5.06.2002

Where do I go from here? Has everything been for nothing? I feel that with last night's argument with my parents that I don't know how I am gonna make it through anything anymore..... I am currently under what I would like to call "house arrest." I basically lived my life like that since I born up until like my senior year in high school...I wiould go to school and just come home..never really going out and doing anything....well quite recently I have been going out...."having a life" and I believe that this has either angered my parents or they just arent used to having to deal with me not being home, before....So right now I have the ultimatum of shape up or get out or start paying rent.....well 2 of those 3 choices I cannot afford because I am in school and don't have a job currently.
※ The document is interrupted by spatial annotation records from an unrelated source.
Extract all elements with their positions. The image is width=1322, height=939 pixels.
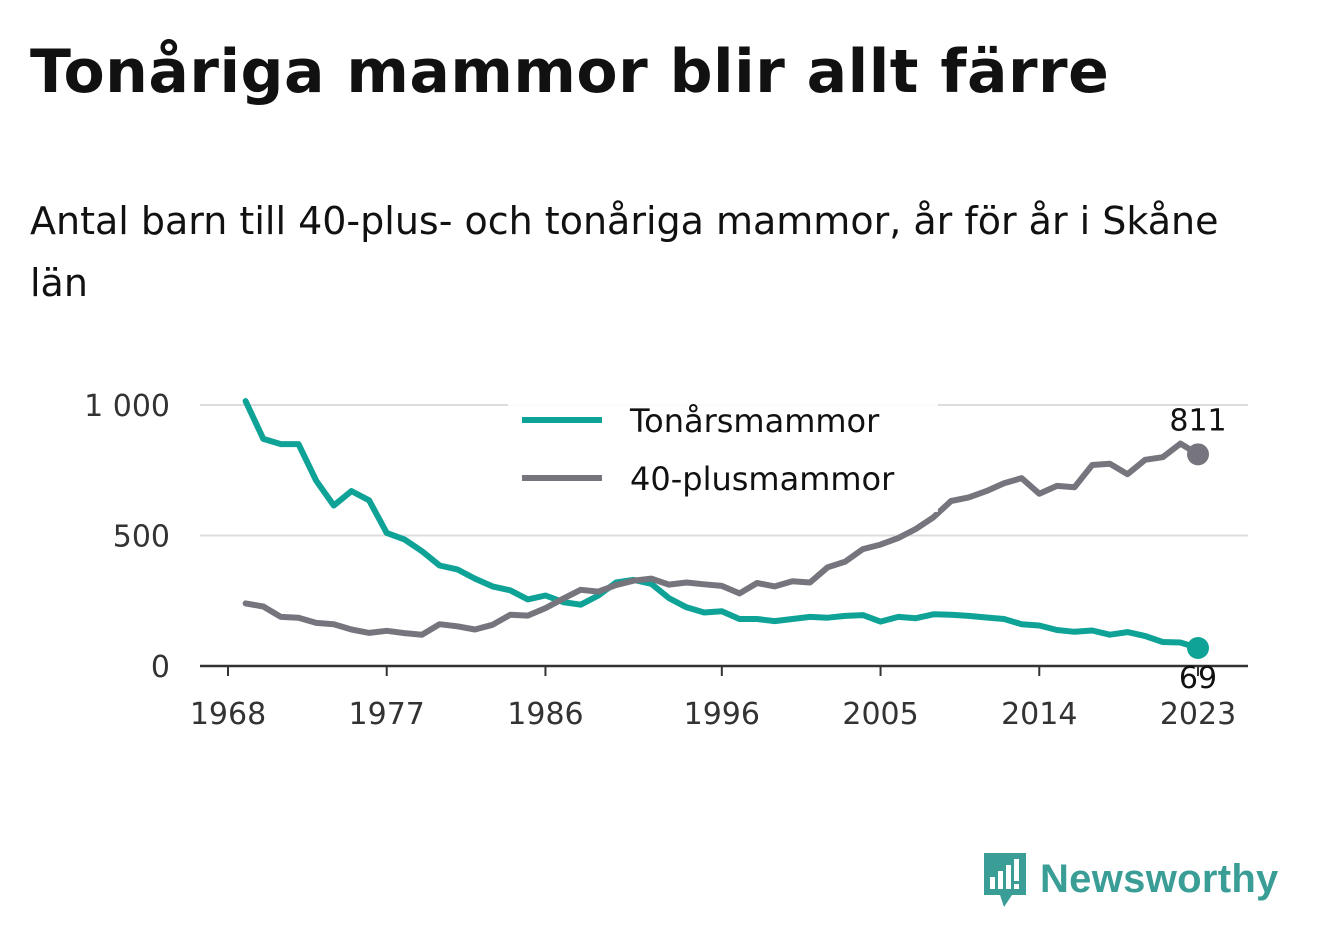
- legend: Tonårsmammor 40-plusmammor: [508, 392, 938, 512]
- x-tick-label: 1968: [190, 697, 266, 732]
- series-line-tonarsmammor: [242, 398, 1201, 651]
- y-tick-label: 500: [113, 520, 170, 555]
- chart-subtitle: Antal barn till 40-plus- och tonåriga ma…: [30, 199, 1219, 305]
- x-tick-label: 1986: [507, 697, 583, 732]
- x-tick-label: 2023: [1160, 697, 1236, 732]
- end-value-label: 69: [1179, 661, 1217, 696]
- legend-label: 40-plusmammor: [630, 460, 895, 498]
- x-tick-label: 2014: [1001, 697, 1077, 732]
- end-value-label: 811: [1169, 403, 1226, 438]
- y-axis: 0 500 1 000: [84, 389, 170, 685]
- end-point-marker: [1187, 443, 1209, 466]
- brand-name: Newsworthy: [1040, 856, 1279, 901]
- x-axis: 1968 1977 1986 1996 2005 2014 2023: [190, 664, 1248, 732]
- end-point-marker: [1187, 636, 1209, 659]
- y-tick-label: 0: [151, 650, 170, 685]
- end-labels: 69 811: [1169, 403, 1226, 696]
- newsworthy-logo-icon: [984, 853, 1026, 907]
- x-tick-label: 1977: [349, 697, 425, 732]
- chart-title: Tonåriga mammor blir allt färre: [30, 37, 1110, 107]
- newsworthy-brand: Newsworthy: [980, 846, 1279, 912]
- y-tick-label: 1 000: [84, 389, 170, 424]
- legend-label: Tonårsmammor: [629, 402, 880, 440]
- series-line-40-plusmammor: [242, 440, 1201, 638]
- series-lines: [242, 398, 1201, 651]
- x-tick-label: 2005: [842, 697, 918, 732]
- x-tick-label: 1996: [684, 697, 760, 732]
- legend-background: [508, 392, 938, 512]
But then I am getting confused with school, and knowing where I want to go or what to do.....I talked with alot of my friends afterwards, to see what there viewpoint was from an outside party cause I didnt want to make any irrational decisions in the state I was in.....mind you my cinversations were on the house phone due to them taking my cell phone, plus I had to stay in the general vicinity of the phone (its not allowed to be in my room anymore, well whats the darn point of having a cordless phone if I cant use it to enable privacy in my conversations....) anyways alot of other things came up last night and I was accused of using them(meaning my parents), I dont see how I am using them if I am still there offspring and I am actually a good kid that gets good grades and doesnt do drugs or any of that nonsense ( sorry to all those of you that smoke :-P smoking is bad...you should quit! ) But so anyways I have that on my mind plus my guy situation where I don't know which direction I want to go, only cause I am afraid the one I am closest to might return back to his sarcastic ways (i know he doesnt always mean to do what he does but it still hurts), so I have that and the fear of being kicked out of home and not knowing where to go, then the fact that school is ...arg...!

Anyways I am going to go study for the class I do have left that I can still manage to pull through.

Remember to wake up everyday with a smile on your face, and a twinkle in your eye because, if you wake up in the opposite its hard to reverse them and it will only just ruins tha whole day!